Our mental views of God shape our attitudes toward God. Misbeliefs about God hinder engaging with God to pursue spirituality. If you think there may be a God, I am convinced you will not regret pursuing more of a connection with your Creator than regretting having a closer relationship with your partner, children, or friends. In this series of Posts the Bible is referenced because that is from where views of God are often formed. What if you discovered the Cross wasn’t a story about a blood-thirsty Deity who must child their child to save their reputation?
- Is God really a blood thirsty Deity who must be satisfied and have their honor and reputation restored by killing their child? God loved people before Jesus died, and God would love people even if Jesus hadn’t died. I am convinced Jesus was willing to be murdered not for God’s sake by our sake. Terrorists blow others up for a message they feel strongly about. Jesus only blew himself up for a message He believed very strongly in. Soldiers often die for one another because they are convinced certain freedoms are that important. Jesus died in hopes to persuade us of the freedom that comes from understanding God’s love and mercy. Jesus wanted us to know living a loving life is what leads to true happiness in relationships.
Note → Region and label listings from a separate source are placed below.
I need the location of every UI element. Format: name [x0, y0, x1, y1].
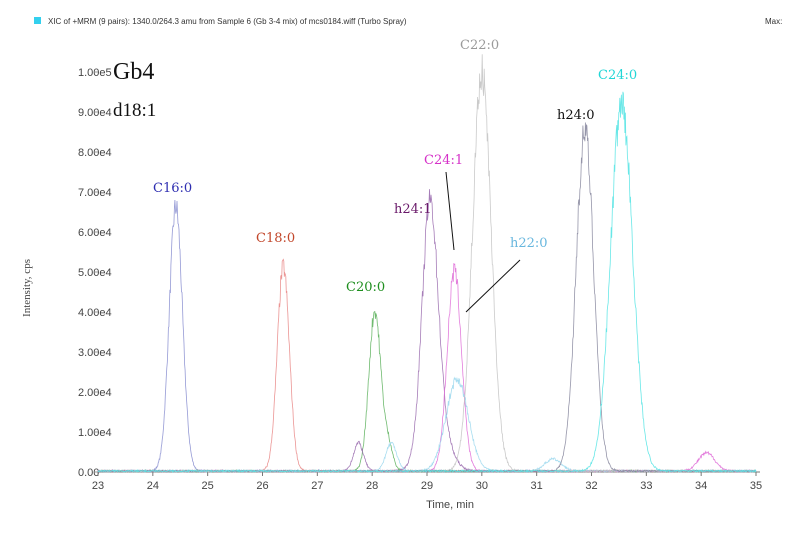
callout-line-h22-0 — [465, 259, 521, 313]
series-trace-h24-0 — [97, 122, 756, 473]
y-tick-label: 8.00e4 — [78, 147, 112, 159]
x-tick-label: 29 — [421, 480, 433, 492]
chart-header: XIC of +MRM (9 pairs): 1340.0/264.3 amu … — [48, 17, 407, 26]
series-trace-c16-0 — [97, 199, 757, 474]
x-tick-label: 28 — [366, 480, 378, 492]
series-trace-h24-1 — [97, 189, 757, 474]
y-axis-label: Intensity, cps — [21, 259, 33, 317]
series-traces — [97, 54, 757, 474]
series-trace-c18-0 — [97, 258, 757, 474]
legend-swatch-icon — [34, 17, 41, 24]
x-tick-label: 23 — [92, 480, 104, 492]
peak-label-c24-1: C24:1 — [424, 153, 463, 168]
y-tick-label: 9.00e4 — [78, 107, 112, 119]
x-tick-label: 31 — [531, 480, 543, 492]
x-tick-label: 24 — [147, 480, 159, 492]
peak-labels: C16:0 C18:0 C20:0 h24:1 C24:1 h22:0 C22:0 h24:0… — [153, 38, 637, 295]
series-trace-h22-0 — [97, 376, 757, 473]
peak-label-h24-1: h24:1 — [394, 202, 432, 217]
y-tick-label: 1.00e5 — [78, 67, 112, 79]
y-tick-label: 0.00 — [78, 467, 99, 479]
y-tick-label: 4.00e4 — [78, 307, 112, 319]
y-tick-label: 2.00e4 — [78, 387, 112, 399]
chart-header-max: Max: — [765, 17, 782, 26]
x-tick-label: 34 — [695, 480, 707, 492]
y-tick-label: 6.00e4 — [78, 227, 112, 239]
peak-label-c18-0: C18:0 — [256, 231, 295, 246]
y-tick-label: 3.00e4 — [78, 347, 112, 359]
x-axis-ticks: 23 24 25 26 27 28 29 30 31 32 33 34 35 — [92, 472, 762, 492]
x-tick-label: 26 — [256, 480, 268, 492]
callout-line-c24-1 — [445, 171, 455, 251]
peak-label-h24-0: h24:0 — [557, 108, 595, 123]
series-trace-c22-0 — [97, 54, 756, 473]
peak-label-c20-0: C20:0 — [346, 280, 385, 295]
x-tick-label: 30 — [476, 480, 488, 492]
y-axis-ticks: 0.00 1.00e4 2.00e4 3.00e4 4.00e4 5.00e4 6.00e4… — [78, 67, 112, 479]
chart-subtitle: d18:1 — [113, 100, 156, 121]
x-tick-label: 35 — [750, 480, 762, 492]
y-tick-label: 1.00e4 — [78, 427, 112, 439]
y-tick-label: 7.00e4 — [78, 187, 112, 199]
chart-title: Gb4 — [113, 59, 154, 85]
series-trace-c24-0 — [97, 91, 757, 473]
peak-label-c16-0: C16:0 — [153, 181, 192, 196]
y-tick-label: 5.00e4 — [78, 267, 112, 279]
x-tick-label: 27 — [311, 480, 323, 492]
peak-label-h22-0: h22:0 — [510, 236, 548, 251]
series-trace-c20-0 — [97, 311, 757, 474]
peak-label-c24-0: C24:0 — [598, 68, 637, 83]
series-trace-c24-1 — [97, 263, 757, 473]
x-axis-label: Time, min — [426, 499, 474, 511]
x-tick-label: 25 — [202, 480, 214, 492]
peak-label-c22-0: C22:0 — [460, 38, 499, 53]
x-tick-label: 33 — [640, 480, 652, 492]
x-tick-label: 32 — [585, 480, 597, 492]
- The legalistic view of Jesus’ death doesn’t make moral or legal sense. What does it say about God who requires the blood of the innocent to be accepting! Besides, death can never make matters totally legally right. Death doesn’t resurrect the murdered. Death doesn’t wipe out childhood memories caused by a parent’s abuse. My going to jail for a friend’s wrongdoing doesn’t somehow exonerate my friend. Guilt is not somehow removed by someone else’s confession of a sin they didn’t commit. Why would Jesus say: “I desire mercy, not sacrifice” if God thought sacrifice than confession lead to healing? (Mt. 9:13) A loving God only requires confessions of wrongdoings for this leads to healing.
- Verses are chosen from the Bible to defend a legal than relational view of the Cross. Hebrews 9:14 says: “…Christ, who through the eternal Spirit offered himself unblemished to God, cleanse our conscience from acts that lead to death, so that we may serve the living God.” Which is it? Was Jesus’ death for the purpose of serving our guilty conscience or God’s? Do you every think God needs a break from you at least for a day or do you think God can’t possibly forgive you for the 10th or 100th time? Guess again! Jesus died so we are can feel loved by God no matter what! Actions have consequences but God doesn’t pour on the hate.
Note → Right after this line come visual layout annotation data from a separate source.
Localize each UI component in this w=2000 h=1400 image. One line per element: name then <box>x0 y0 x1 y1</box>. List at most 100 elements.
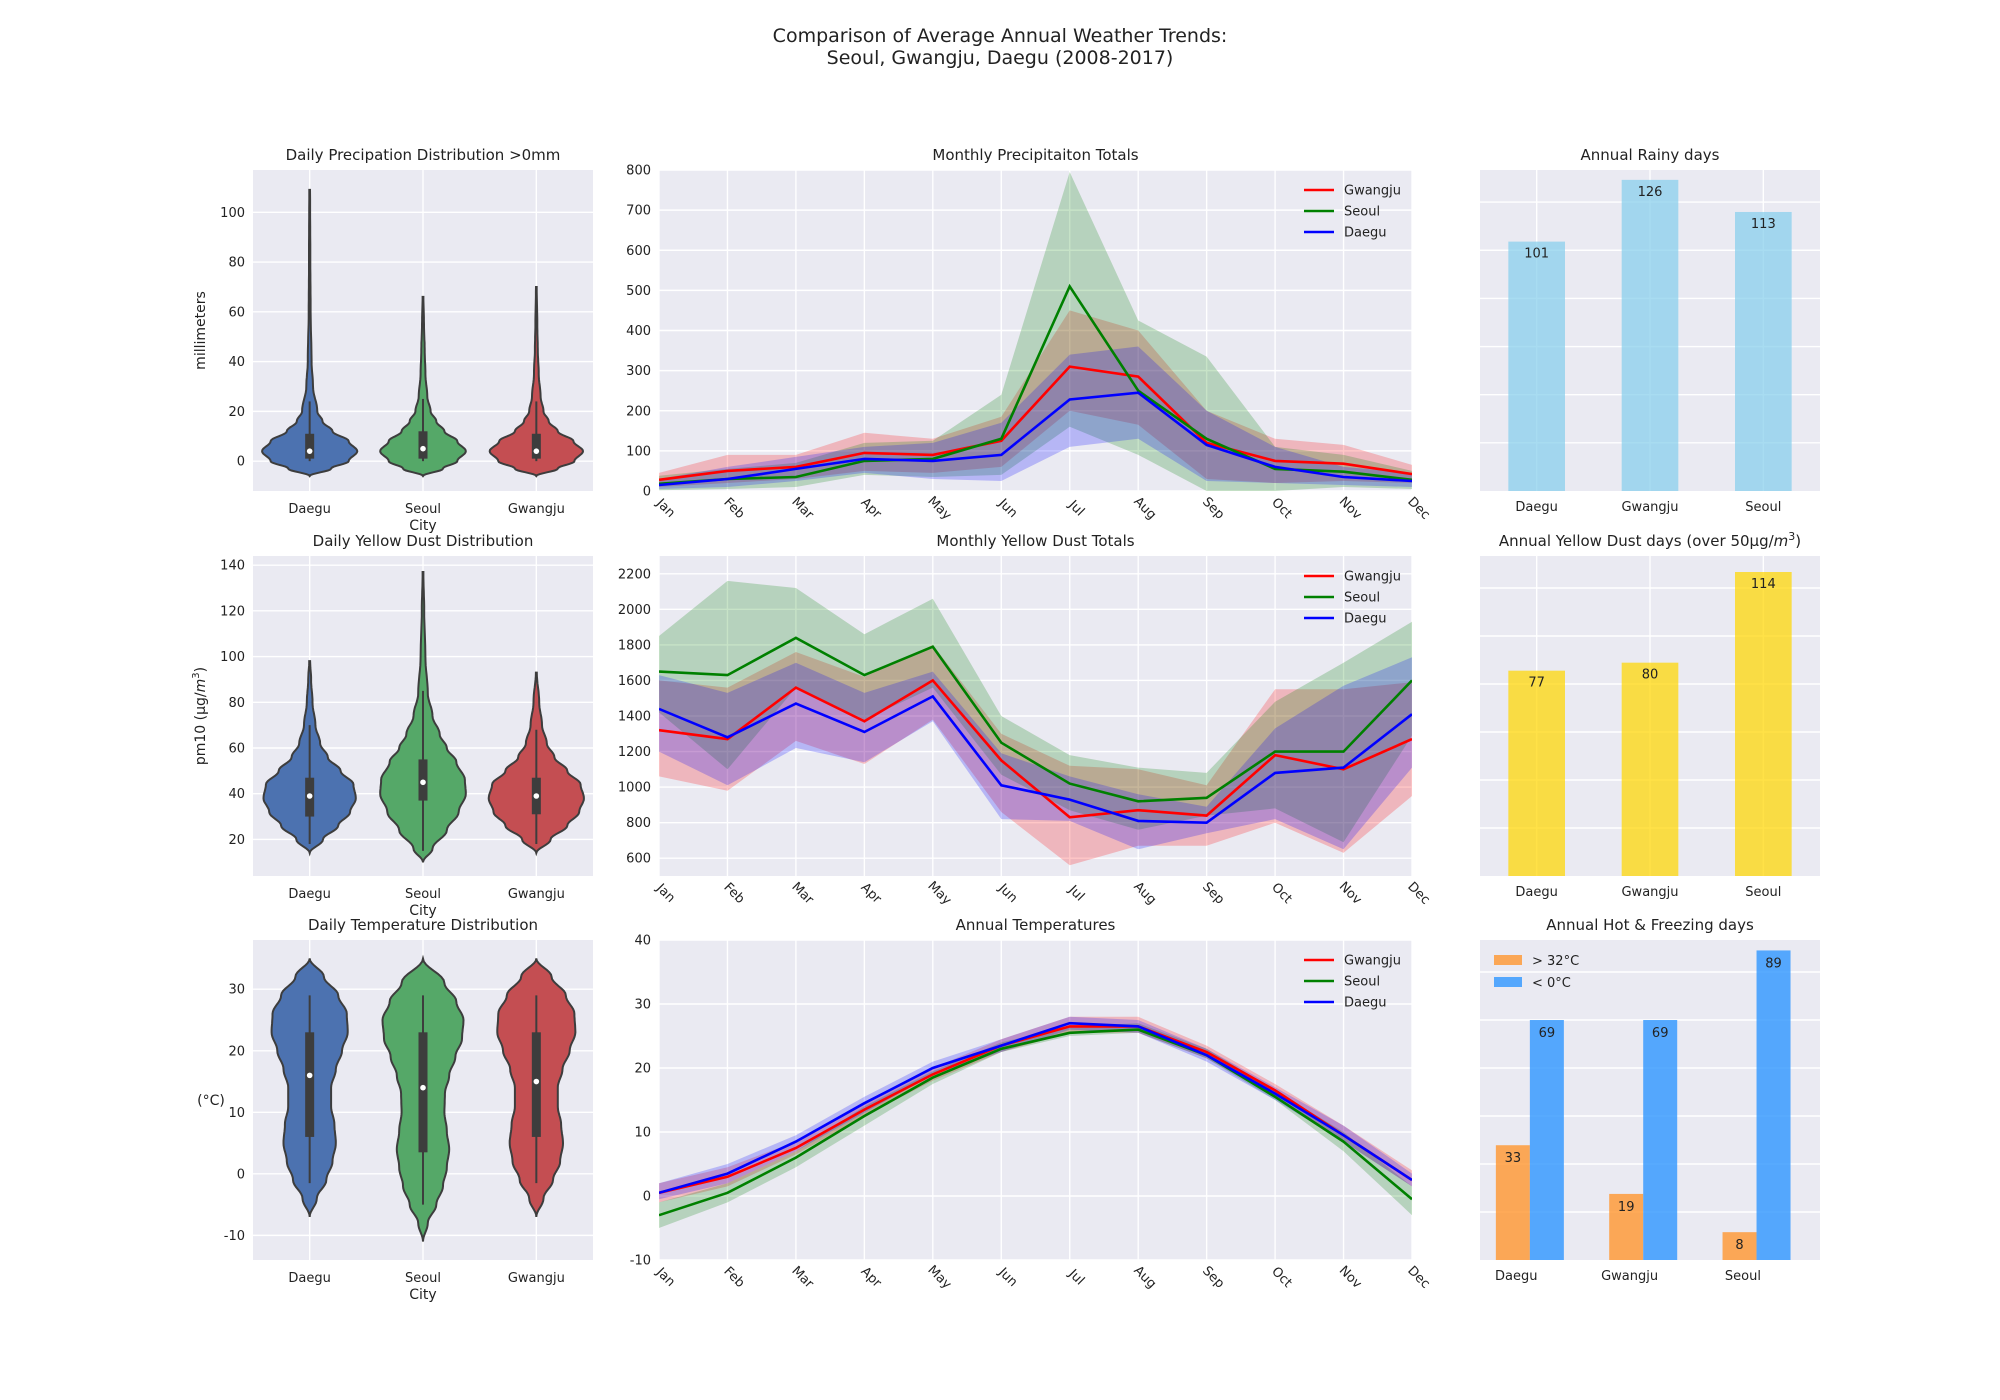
violin-iqr-box <box>418 1032 428 1153</box>
violin-body <box>488 286 585 478</box>
x-tick-label: Seoul <box>405 887 441 902</box>
x-axis-label: City <box>409 1287 436 1303</box>
legend-label: Seoul <box>1344 975 1380 990</box>
y-tick-label: 40 <box>634 934 651 949</box>
x-tick-label: Nov <box>1336 879 1365 908</box>
series-line-seoul <box>659 636 1412 803</box>
x-tick-label: Gwangju <box>508 502 565 517</box>
x-tick-label: Oct <box>1268 1264 1295 1291</box>
x-tick-label: Seoul <box>1745 885 1781 900</box>
violin-chart-violin_dust: 20 40 60 80 100 120 140 Daegu Seoul Gwangju Daily … <box>191 532 593 919</box>
y-tick-label: 40 <box>228 787 245 802</box>
violin-median-point <box>420 445 426 452</box>
x-tick-label: Jun <box>995 880 1021 906</box>
bar-data-label: 113 <box>1751 217 1776 232</box>
y-tick-label: 20 <box>634 1062 651 1077</box>
y-tick-label: 1000 <box>618 781 651 796</box>
chart-title: Daily Precipation Distribution >0mm <box>286 146 561 164</box>
bar-data-label: 114 <box>1751 577 1776 592</box>
bar-chart-bar_dust_days: Annual Yellow Dust days (over 50μg/m3) 77… <box>1480 530 1820 900</box>
x-tick-label: Sep <box>1199 495 1227 523</box>
x-tick-label: Apr <box>858 495 885 522</box>
x-tick-label: Oct <box>1268 495 1295 522</box>
x-tick-label: Gwangju <box>1621 885 1678 900</box>
x-tick-label: Jan <box>652 1264 677 1289</box>
bar-freezing <box>1756 950 1791 1260</box>
x-tick-label: Seoul <box>405 502 441 517</box>
y-tick-label: 30 <box>634 998 651 1013</box>
x-tick-label: Feb <box>720 880 747 907</box>
x-tick-label: Daegu <box>1515 500 1557 515</box>
y-tick-label: 140 <box>220 559 245 574</box>
x-tick-label: Dec <box>1404 494 1432 522</box>
legend-swatch <box>1494 955 1522 965</box>
bar-data-label: 8 <box>1735 1238 1743 1253</box>
y-tick-label: 600 <box>626 852 651 867</box>
violin-iqr-box <box>305 1032 315 1137</box>
y-tick-label: 200 <box>626 404 651 419</box>
y-tick-label: 100 <box>220 206 245 221</box>
line-chart-line_dust: 600 800 1000 1200 1400 1600 1800 2000 2200 Jan Feb… <box>618 532 1433 909</box>
y-tick-label: 120 <box>220 604 245 619</box>
bar-data-label: 80 <box>1642 668 1659 683</box>
x-tick-label: May <box>924 1263 954 1293</box>
series-line-daegu <box>659 391 1412 487</box>
plot-content <box>659 1016 1412 1228</box>
bar <box>1735 211 1792 491</box>
x-tick-label: Gwangju <box>508 1271 565 1286</box>
series-line-daegu <box>659 694 1412 825</box>
x-axis-label: City <box>409 518 436 534</box>
violin-iqr-box <box>531 433 541 459</box>
x-tick-label: Daegu <box>288 502 330 517</box>
y-tick-label: 300 <box>626 364 651 379</box>
x-tick-label: Feb <box>720 495 747 522</box>
y-tick-label: 1400 <box>618 710 651 725</box>
y-tick-label: 80 <box>228 696 245 711</box>
x-tick-label: Mar <box>788 495 816 523</box>
bar-data-label: 69 <box>1652 1026 1669 1041</box>
bar-data-label: 19 <box>1618 1200 1635 1215</box>
x-tick-label: Daegu <box>288 1271 330 1286</box>
legend-label: > 32°C <box>1532 954 1579 969</box>
x-tick-label: Nov <box>1336 494 1365 523</box>
bar <box>1735 572 1792 876</box>
violin-median-point <box>533 1078 540 1085</box>
line-chart-line_precip: 0 100 200 300 400 500 600 700 800 Jan Feb Mar Apr May… <box>626 146 1433 524</box>
violin-body <box>261 188 359 478</box>
bar-hot <box>1722 1232 1757 1260</box>
legend-label: Daegu <box>1344 612 1386 627</box>
bar <box>1508 670 1565 876</box>
violin-median-point <box>533 448 540 454</box>
legend-swatch <box>1494 977 1522 987</box>
chart-title: Annual Rainy days <box>1581 146 1720 164</box>
x-tick-label: Aug <box>1130 879 1159 908</box>
x-tick-label: Daegu <box>288 887 330 902</box>
y-tick-label: 40 <box>228 355 245 370</box>
y-tick-label: 10 <box>634 1126 651 1141</box>
x-tick-label: Jun <box>995 495 1021 521</box>
violin-body <box>379 295 467 478</box>
x-tick-label: Jan <box>652 495 677 520</box>
chart-title: Annual Yellow Dust days (over 50μg/m3) <box>1499 530 1801 550</box>
series-line-daegu <box>659 1021 1412 1195</box>
y-tick-label: 10 <box>228 1106 245 1121</box>
x-tick-label: Oct <box>1268 880 1295 907</box>
y-tick-label: 20 <box>228 1044 245 1059</box>
violin-median-point <box>306 793 313 799</box>
bar <box>1621 179 1679 491</box>
series-line-gwangju <box>659 365 1412 482</box>
y-tick-label: -10 <box>224 1229 245 1244</box>
bar-freezing <box>1643 1020 1678 1260</box>
y-tick-label: 0 <box>237 1167 245 1182</box>
y-tick-label: 100 <box>220 650 245 665</box>
x-tick-label: Gwangju <box>508 887 565 902</box>
x-tick-label: Apr <box>858 880 885 907</box>
y-axis-label: (°C) <box>197 1093 225 1109</box>
y-tick-label: 30 <box>228 983 245 998</box>
legend-label: Gwangju <box>1344 184 1401 199</box>
plot-content <box>659 580 1412 866</box>
y-tick-label: 800 <box>626 164 651 179</box>
legend-label: Seoul <box>1344 591 1380 606</box>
- Jesus came to save us from the sin of destroying ourselves and one another. Zacchaeus had cheated many people out of their money and had decided to payback four times the money he had stolen. Jesus responded: “Today salvation has come to this house” (Mt. 19:1-10). Jesus simply commended Zacchaeus for recognizing a journey necessary to avoid personal destruction. Salvation is not saving us from God but from ourselves.
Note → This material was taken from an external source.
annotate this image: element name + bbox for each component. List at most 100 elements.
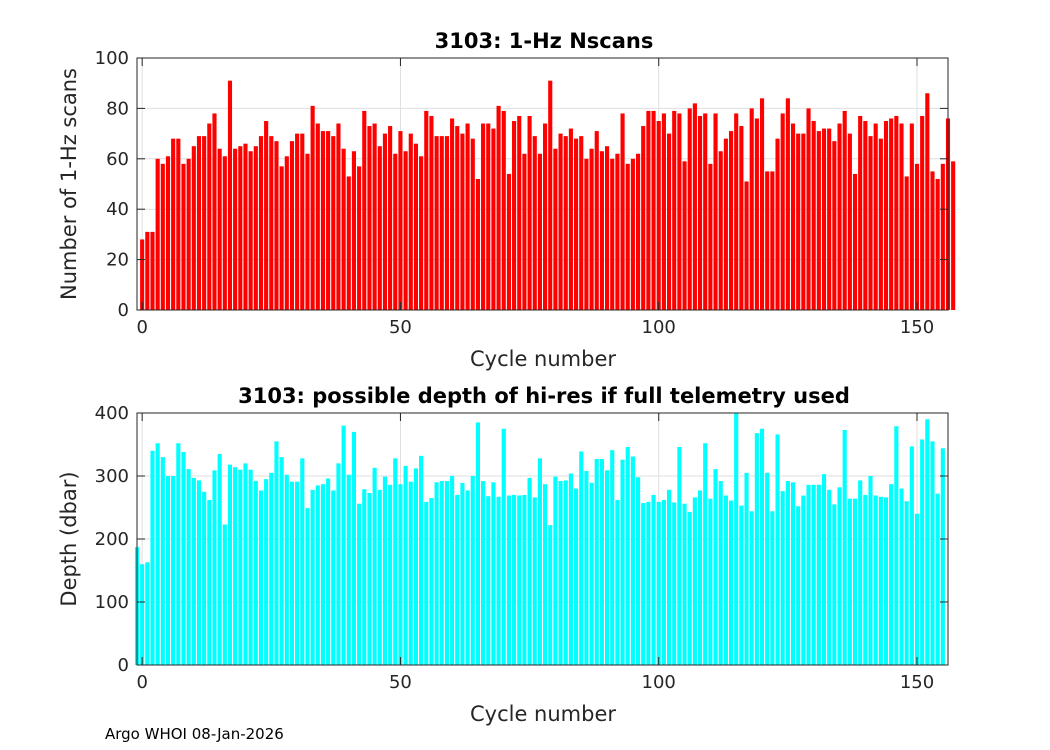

Suggesting Jesus died for God than for us undermines Jesus’ unimaginable love as evidenced by His tremendous sacrifice. Jesus hoped others would follow in His footsteps in relationships to avoid self-destruction and destruction of others. Parents who believe their guidance is vital “walk the talk” to best influence their children in the long-run. Jesus was willing to die for a cause to gain moral authority to influence lasting world change. Do we really think that God was so mad that God had to kill someone, or did God seek to convince and persuade of God’s love for us and God’s ways are in our best interest?